Western and Afghan officials say they expect a similar crop this year.

Christina Gynna Oguz, the representative in Afghanistan for the U.N.'s Office on Drugs and Crime, said Monday, "the yield is likely to go up because of the good weather conditions we've had for all agriculture in this country, so I fear that we will be faced with the same amount as last year, perhaps even a little bit more."

Oguz said there are close links between Taliban insurgents and criminal networks that deal in drugs. A significant portion of the profits from the $3.1 billion trade is thought to flow to Taliban fighters, who tax and protect poppy farmers and drug runners.

Oguz said Afghanistan is producing more heroin and morphine than last year because there are more active labs inside the country that are importing chemicals from European countries and China.

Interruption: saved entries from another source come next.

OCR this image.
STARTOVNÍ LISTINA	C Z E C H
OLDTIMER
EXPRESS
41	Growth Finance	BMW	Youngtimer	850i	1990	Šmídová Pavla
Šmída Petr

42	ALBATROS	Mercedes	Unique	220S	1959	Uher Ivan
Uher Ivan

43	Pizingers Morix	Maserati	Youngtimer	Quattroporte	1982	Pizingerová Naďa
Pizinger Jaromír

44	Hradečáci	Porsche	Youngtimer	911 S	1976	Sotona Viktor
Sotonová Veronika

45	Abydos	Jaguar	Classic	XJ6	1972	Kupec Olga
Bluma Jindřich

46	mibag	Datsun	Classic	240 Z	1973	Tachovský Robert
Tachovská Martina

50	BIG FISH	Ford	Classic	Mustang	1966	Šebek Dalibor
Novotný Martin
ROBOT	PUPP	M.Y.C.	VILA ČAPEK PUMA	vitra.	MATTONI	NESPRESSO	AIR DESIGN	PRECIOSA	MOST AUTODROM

She said by flying over opium-producing areas at night, you "would see a lot of small fires in the mountains" from heroin labs.

She said a couple years ago most of the poppies were trafficked out of the country as opium, but now more of the opium is processed into morphine and heroin in Afghanistan, an indication the drug trade is growing in sophistication.

Meanwhile, the story of a 6-year-old Afghan boy who says he thwarted an effort by Taliban militants to trick him into being a suicide bomber provoked tears and anger at a meeting of tribal leaders.

The account from Juma Gul, a dirt-caked child who collects scrap metal for money, left American soldiers dumbfounded that a youngster could be sent on such a mission. Afghan troops crowded around the boy to call him a hero.

Though the Taliban dismissed the story as propaganda, at a time when U.S. and NATO forces are under increasing criticism over civilian casualties, both Afghan tribal elders and U.S. military officers said they were convinced by his dramatic account.

Juma said that sometime last month Taliban fighters forced him to wear a vest they said would spray out flowers when he touched a button. He said they told him that when he saw American soldiers, "throw your body at them."

The militants cornered Juma in a Taliban-controlled district in southern Afghanistan's Ghazni province. Their target was an impoverished youngster being raised by an older sister — but also one who proved too street-smart for their plan.

"When they first put the vest on my body I didn't know what to think, but then I felt the bomb," Juma told The Associated Press as he ate lamb and rice after being introduced to the elders at this joint U.S.-Afghan base in Ghazni. "After I figured out it was a bomb, I went to the Afghan soldiers for help."

While Juma's story could not be independently verified, local government leaders backed his account and the U.S. and NATO military missions said they believed his story.